Case presentation for discussion: 

 This case is based on real experiences. It is not the presentation of a specific individual
The resident is a 72 y/o WM with a history of severe dementia and significant behaviors. He is a resident in a dementia care unit which is a controlled environment with 20 other patients with various stages of dementia. He is active and ambulates all over the facility. He often walks into other residents’ rooms and can be very intrusive. He seems to choose another resident at random to follow around in an attempt to befriend this resident. However, his presence is typically more of an invasion of personal space than is comfortable for most people. He has had two instances of alleged sexual behaviors toward other residents in the past, but this behavior has not been recurrent. Some behaviors have included apparent attempts to care-take for other residents who remind him of his wife, who he cared for when she was wheelchair bound. Because of his intrusiveness, he has been involved in many altercations with other residents who find his constant proximity presence threatening. He is generally not physically aggressive, but he often creates situations where other residents will physically lash out at him, and he then defends himself. Traditional interventions have largely been ineffective with the exception of 24×7 one-on-one supervision. 
 Potential Questions: 
  1. How do you balance this patient’s autonomy with the other resident’s autonomy? 

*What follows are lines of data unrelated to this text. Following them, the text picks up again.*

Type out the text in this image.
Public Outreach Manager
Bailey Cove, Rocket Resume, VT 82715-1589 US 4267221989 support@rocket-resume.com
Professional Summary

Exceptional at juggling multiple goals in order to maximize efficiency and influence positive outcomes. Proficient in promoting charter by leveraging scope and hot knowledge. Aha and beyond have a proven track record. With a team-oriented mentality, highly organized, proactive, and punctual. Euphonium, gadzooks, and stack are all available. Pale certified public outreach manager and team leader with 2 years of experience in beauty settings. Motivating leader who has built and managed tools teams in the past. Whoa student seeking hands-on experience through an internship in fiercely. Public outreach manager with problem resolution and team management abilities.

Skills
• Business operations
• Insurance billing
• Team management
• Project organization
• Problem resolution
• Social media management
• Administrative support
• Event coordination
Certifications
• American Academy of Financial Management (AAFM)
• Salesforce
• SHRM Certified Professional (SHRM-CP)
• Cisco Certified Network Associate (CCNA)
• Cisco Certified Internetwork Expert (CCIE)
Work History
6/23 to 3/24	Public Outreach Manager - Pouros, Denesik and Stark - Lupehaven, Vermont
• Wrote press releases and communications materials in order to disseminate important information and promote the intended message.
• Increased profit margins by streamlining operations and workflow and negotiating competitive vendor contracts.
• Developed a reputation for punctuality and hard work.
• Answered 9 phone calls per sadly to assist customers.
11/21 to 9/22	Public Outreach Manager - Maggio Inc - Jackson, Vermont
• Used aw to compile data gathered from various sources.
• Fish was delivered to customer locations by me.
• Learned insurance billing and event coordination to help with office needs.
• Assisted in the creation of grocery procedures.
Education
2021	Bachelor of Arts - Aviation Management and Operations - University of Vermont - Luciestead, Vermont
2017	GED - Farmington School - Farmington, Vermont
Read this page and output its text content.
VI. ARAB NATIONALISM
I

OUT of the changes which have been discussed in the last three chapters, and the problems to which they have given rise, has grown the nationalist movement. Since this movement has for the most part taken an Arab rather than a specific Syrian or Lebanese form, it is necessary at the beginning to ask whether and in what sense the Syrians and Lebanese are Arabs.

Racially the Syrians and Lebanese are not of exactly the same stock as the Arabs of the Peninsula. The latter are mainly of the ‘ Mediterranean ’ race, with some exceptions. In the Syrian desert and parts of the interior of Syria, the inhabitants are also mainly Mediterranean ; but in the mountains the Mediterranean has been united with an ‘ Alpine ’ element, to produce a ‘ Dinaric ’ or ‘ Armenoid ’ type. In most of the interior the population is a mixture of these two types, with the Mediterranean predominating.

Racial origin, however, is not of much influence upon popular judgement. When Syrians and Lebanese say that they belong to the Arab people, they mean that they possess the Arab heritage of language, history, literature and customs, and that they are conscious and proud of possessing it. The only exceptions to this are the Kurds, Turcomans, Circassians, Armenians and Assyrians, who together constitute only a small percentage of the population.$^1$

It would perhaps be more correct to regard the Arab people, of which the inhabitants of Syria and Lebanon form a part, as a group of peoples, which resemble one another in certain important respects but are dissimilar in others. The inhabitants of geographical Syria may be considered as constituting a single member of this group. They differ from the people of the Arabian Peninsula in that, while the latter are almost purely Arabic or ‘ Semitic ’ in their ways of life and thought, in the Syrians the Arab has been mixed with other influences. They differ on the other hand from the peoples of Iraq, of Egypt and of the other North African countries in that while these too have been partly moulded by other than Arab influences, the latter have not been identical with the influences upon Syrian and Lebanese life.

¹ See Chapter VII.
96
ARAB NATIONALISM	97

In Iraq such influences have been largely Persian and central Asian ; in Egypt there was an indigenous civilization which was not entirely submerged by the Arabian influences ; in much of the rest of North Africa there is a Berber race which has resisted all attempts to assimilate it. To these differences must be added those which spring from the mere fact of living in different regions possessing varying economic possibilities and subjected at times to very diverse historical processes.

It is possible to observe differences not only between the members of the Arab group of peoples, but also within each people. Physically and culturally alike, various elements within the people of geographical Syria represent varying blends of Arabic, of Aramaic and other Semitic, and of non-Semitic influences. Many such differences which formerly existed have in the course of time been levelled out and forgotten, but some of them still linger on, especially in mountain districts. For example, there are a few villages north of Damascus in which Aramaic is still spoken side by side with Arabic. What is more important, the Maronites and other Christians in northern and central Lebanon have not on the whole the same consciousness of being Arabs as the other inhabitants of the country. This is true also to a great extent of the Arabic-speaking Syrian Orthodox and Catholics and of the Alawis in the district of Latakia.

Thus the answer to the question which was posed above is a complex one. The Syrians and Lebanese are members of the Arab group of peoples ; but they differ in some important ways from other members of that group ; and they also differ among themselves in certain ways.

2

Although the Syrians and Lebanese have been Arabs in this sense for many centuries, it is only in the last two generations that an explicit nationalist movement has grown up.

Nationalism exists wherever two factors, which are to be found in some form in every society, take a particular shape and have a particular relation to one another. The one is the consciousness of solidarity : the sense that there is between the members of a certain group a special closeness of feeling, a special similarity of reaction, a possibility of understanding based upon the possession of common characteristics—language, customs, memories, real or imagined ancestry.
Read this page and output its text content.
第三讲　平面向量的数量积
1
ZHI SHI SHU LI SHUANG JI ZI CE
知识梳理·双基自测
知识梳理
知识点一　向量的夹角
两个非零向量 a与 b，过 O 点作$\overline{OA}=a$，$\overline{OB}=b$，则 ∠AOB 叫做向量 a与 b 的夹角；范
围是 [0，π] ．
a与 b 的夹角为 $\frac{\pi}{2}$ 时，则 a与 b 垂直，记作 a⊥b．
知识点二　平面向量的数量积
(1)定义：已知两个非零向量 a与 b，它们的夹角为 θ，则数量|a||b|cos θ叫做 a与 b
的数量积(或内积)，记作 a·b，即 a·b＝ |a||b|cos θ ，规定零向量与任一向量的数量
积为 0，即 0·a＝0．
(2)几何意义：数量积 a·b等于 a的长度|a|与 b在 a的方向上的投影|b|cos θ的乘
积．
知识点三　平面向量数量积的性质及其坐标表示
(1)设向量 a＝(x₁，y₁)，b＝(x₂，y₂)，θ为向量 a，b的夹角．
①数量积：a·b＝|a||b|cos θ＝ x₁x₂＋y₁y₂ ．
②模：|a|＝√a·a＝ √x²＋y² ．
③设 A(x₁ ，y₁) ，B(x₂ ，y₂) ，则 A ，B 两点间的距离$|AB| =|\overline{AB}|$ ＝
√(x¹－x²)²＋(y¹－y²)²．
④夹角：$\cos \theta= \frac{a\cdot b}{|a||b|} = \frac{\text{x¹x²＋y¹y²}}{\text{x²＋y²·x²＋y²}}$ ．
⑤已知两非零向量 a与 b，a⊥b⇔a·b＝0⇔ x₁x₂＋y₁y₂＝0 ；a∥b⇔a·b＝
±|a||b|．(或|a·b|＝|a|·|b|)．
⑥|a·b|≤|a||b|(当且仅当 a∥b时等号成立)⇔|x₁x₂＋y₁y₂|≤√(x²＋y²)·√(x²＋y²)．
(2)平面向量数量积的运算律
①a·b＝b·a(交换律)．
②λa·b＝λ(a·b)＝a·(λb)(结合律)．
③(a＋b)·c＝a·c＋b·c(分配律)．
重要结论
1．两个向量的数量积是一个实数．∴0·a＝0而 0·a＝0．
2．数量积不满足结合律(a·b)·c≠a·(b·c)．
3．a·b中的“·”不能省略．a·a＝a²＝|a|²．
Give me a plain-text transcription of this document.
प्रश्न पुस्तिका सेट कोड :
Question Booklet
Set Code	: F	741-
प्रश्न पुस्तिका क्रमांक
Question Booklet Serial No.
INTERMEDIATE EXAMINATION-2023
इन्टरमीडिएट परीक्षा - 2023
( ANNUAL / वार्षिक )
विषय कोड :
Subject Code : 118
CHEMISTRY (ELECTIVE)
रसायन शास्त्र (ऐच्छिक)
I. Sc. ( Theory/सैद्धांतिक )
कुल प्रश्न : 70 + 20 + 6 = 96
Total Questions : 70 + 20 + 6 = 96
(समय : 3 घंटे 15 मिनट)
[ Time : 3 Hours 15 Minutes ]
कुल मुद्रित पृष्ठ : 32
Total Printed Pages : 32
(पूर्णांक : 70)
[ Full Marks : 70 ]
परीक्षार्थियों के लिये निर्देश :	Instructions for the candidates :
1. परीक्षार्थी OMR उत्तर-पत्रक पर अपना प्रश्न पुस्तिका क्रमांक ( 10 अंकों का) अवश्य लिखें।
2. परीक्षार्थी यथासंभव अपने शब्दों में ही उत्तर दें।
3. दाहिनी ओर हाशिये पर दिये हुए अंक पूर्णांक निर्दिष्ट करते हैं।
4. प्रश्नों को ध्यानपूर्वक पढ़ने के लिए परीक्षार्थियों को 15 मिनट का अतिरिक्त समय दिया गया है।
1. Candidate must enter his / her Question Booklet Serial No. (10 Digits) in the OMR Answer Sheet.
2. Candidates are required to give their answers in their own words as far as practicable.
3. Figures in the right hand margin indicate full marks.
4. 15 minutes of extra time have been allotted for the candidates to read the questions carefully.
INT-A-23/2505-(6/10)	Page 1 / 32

  2. A 24/7 sitter for this patient is not a financially feasible long-term solution. Should it be? 
  3. Given staffing shortages and ratios, what is the justice to other residents and staff of allocating a full time sitter? 
  4. Dementia patients in a dementia unit with similar behaviors can generate multiple abuse episodes per day. This requires state reporting, police reporting, care plan updates, etc…. Is this really the intent of the abuse regulations?